- Born: January 29, 1958 (age 68) Oakland, California, U.S.
- Occupations: Businessman, executive
- Known for: 24 Hour Fitness

= Mark Mastrov =

American businessman (born 1958)

Mark S. Mastrov (born January 29, 1958) is an American businessman who is the co-founder and former CEO of 24 Hour Fitness. He is also part of the Sacramento Kings ownership group.

==Career==
The 24 Hour Fitness began in 1983 as a one-club operation called 24 Hour Nautilus. Mark Mastrov and Leonard Schlemm began the firm, with Mastrov and Schlemm remaining to continue its expansion.

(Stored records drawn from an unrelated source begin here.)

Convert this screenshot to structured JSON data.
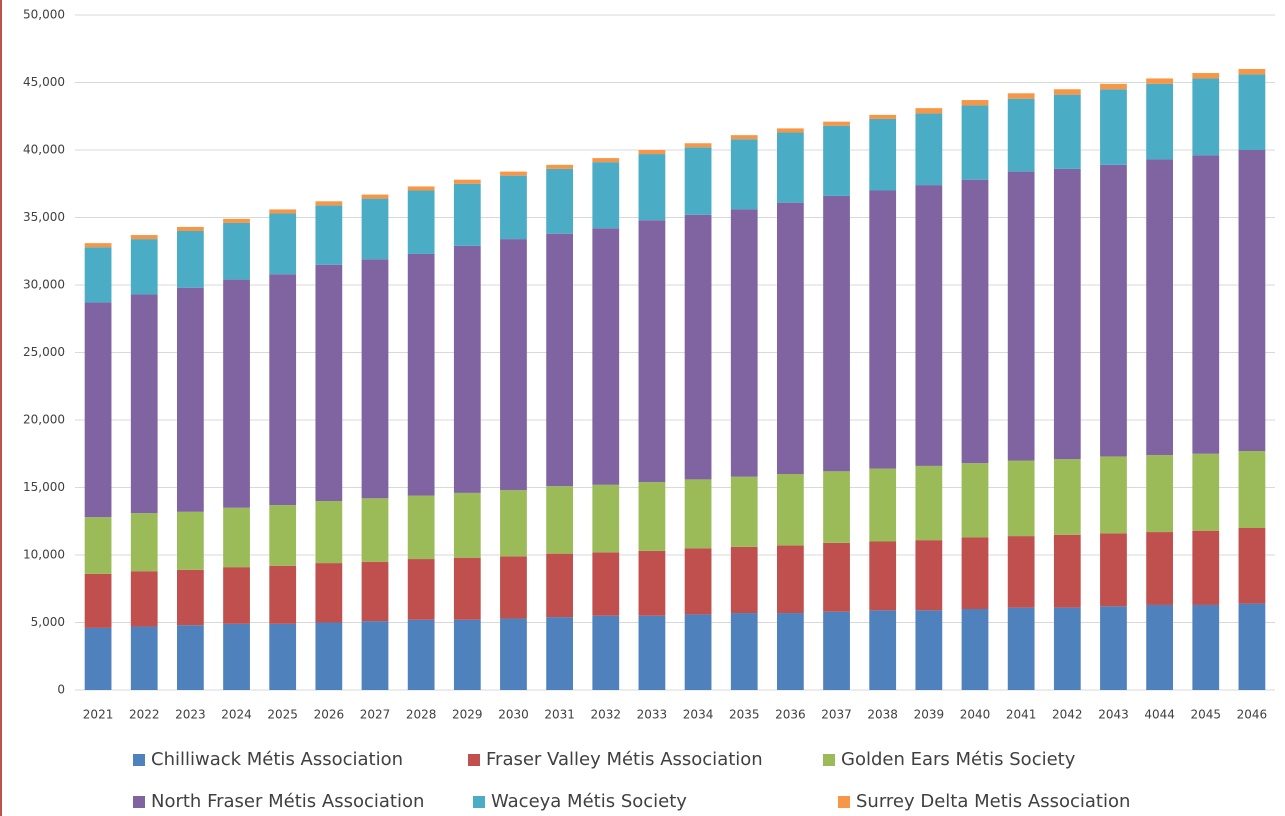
{
  "chart_data": {
    "type": "stacked_bar",
    "categories": [
      "2021",
      "2022",
      "2023",
      "2024",
      "2025",
      "2026",
      "2027",
      "2028",
      "2029",
      "2030",
      "2031",
      "2032",
      "2033",
      "2034",
      "2035",
      "2036",
      "2037",
      "2038",
      "2039",
      "2040",
      "2041",
      "2042",
      "2043",
      "4044",
      "2045",
      "2046"
    ],
    "series": [
      {
        "name": "Chilliwack Métis Association",
        "color": "#4f81bd",
        "values": [
          4600,
          4700,
          4800,
          4900,
          4900,
          5000,
          5100,
          5200,
          5200,
          5300,
          5400,
          5500,
          5500,
          5600,
          5700,
          5700,
          5800,
          5900,
          5900,
          6000,
          6100,
          6100,
          6200,
          6300,
          6300,
          6400
        ]
      },
      {
        "name": "Fraser Valley Métis Association",
        "color": "#c0504d",
        "values": [
          4000,
          4100,
          4100,
          4200,
          4300,
          4400,
          4400,
          4500,
          4600,
          4600,
          4700,
          4700,
          4800,
          4900,
          4900,
          5000,
          5100,
          5100,
          5200,
          5300,
          5300,
          5400,
          5400,
          5400,
          5500,
          5600
        ]
      },
      {
        "name": "Golden Ears Métis Society",
        "color": "#9bbb59",
        "values": [
          4200,
          4300,
          4300,
          4400,
          4500,
          4600,
          4700,
          4700,
          4800,
          4900,
          5000,
          5000,
          5100,
          5100,
          5200,
          5300,
          5300,
          5400,
          5500,
          5500,
          5600,
          5600,
          5700,
          5700,
          5700,
          5700
        ]
      },
      {
        "name": "North Fraser Métis Association",
        "color": "#8064a2",
        "values": [
          15900,
          16200,
          16600,
          16900,
          17100,
          17500,
          17700,
          17900,
          18300,
          18600,
          18700,
          19000,
          19400,
          19600,
          19800,
          20100,
          20400,
          20600,
          20800,
          21000,
          21400,
          21500,
          21600,
          21900,
          22100,
          22300
        ]
      },
      {
        "name": "Waceya Métis Society",
        "color": "#4bacc6",
        "values": [
          4100,
          4100,
          4200,
          4200,
          4500,
          4400,
          4500,
          4700,
          4600,
          4700,
          4800,
          4900,
          4900,
          5000,
          5200,
          5200,
          5200,
          5300,
          5300,
          5500,
          5400,
          5500,
          5600,
          5600,
          5700,
          5600
        ]
      },
      {
        "name": "Surrey Delta Metis Association",
        "color": "#f79646",
        "values": [
          300,
          300,
          300,
          300,
          300,
          300,
          300,
          300,
          300,
          300,
          300,
          300,
          300,
          300,
          300,
          300,
          300,
          300,
          400,
          400,
          400,
          400,
          400,
          400,
          400,
          400
        ]
      }
    ],
    "ylim": [
      0,
      50000
    ],
    "yticks": [
      0,
      {
        "value": 5000,
        "label": "5,000"
      },
      {
        "value": 10000,
        "label": "10,000"
      },
      {
        "value": 15000,
        "label": "15,000"
      },
      {
        "value": 20000,
        "label": "20,000"
      },
      {
        "value": 25000,
        "label": "25,000"
      },
      {
        "value": 30000,
        "label": "30,000"
      },
      {
        "value": 35000,
        "label": "35,000"
      },
      {
        "value": 40000,
        "label": "40,000"
      },
      {
        "value": 45000,
        "label": "45,000"
      },
      {
        "value": 50000,
        "label": "50,000"
      }
    ],
    "grid": true
  }
}
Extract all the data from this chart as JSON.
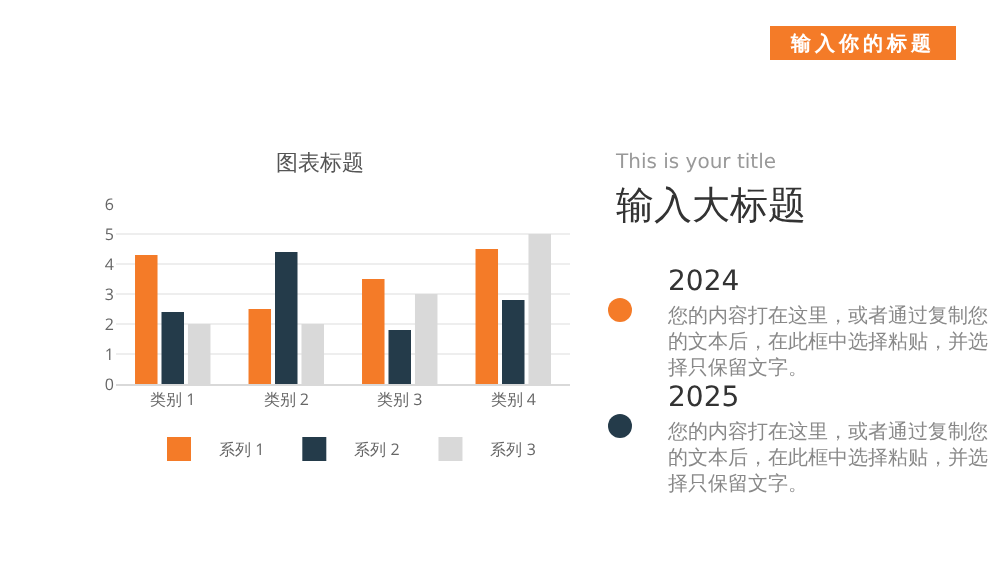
{
  "chart_data": [
    {
      "type": "bar",
      "title": "图表标题",
      "categories": [
        "类别 1",
        "类别 2",
        "类别 3",
        "类别 4"
      ],
      "series": [
        {
          "name": "系列 1",
          "color": "#f47b28",
          "values": [
            4.3,
            2.5,
            3.5,
            4.5
          ]
        },
        {
          "name": "系列 2",
          "color": "#243b4a",
          "values": [
            2.4,
            4.4,
            1.8,
            2.8
          ]
        },
        {
          "name": "系列 3",
          "color": "#d9d9d9",
          "values": [
            2,
            2,
            3,
            5
          ]
        }
      ],
      "ylim": [
        0,
        6
      ],
      "yticks": [
        0,
        1,
        2,
        3,
        4,
        5,
        6
      ],
      "grid": "y",
      "legend": "bottom"
    },
    {
      "type": "other",
      "subtitle": "This is your title",
      "title": "输入大标题",
      "annotations": [
        "输入你的标题",
        "2024",
        "您的内容打在这里，或者通过复制您的文本后，在此框中选择粘贴，并选择只保留文字。",
        "2025",
        "您的内容打在这里，或者通过复制您的文本后，在此框中选择粘贴，并选择只保留文字。"
      ]
    }
  ]
}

In 1998, David Giampaolo and Mark Mastrov co-founded Fitness Holdings Europe, a private-equity-backed investment vehicle, to open and acquire small chains of European health clubs. Fitness Holdings Europe was merged into 24 Hour Fitness Worldwide, Inc. in 2000.
In 2010 Mastrov founded Hard Candy Fitness with Madonna and her manager Guy Oseary.

In 2013, Mastrov became a member of a new Sacramento Kings ownership group, which was led by Vivek Ranadivé.

In November 2015, he founded professional video gaming esports team NRG Esports with Gerard Kelly and Andy Miller.

==Personal life==
Mastrov was born in 1958 in Oakland, California. He grew up in the San Francisco Bay Area and graduated from Castro Valley High School where he played point guard. He has a bachelor's degree in business from California State University, Hayward.

Mastrov's daughter, Mia Mastrov, played college basketball for the California Golden Bears.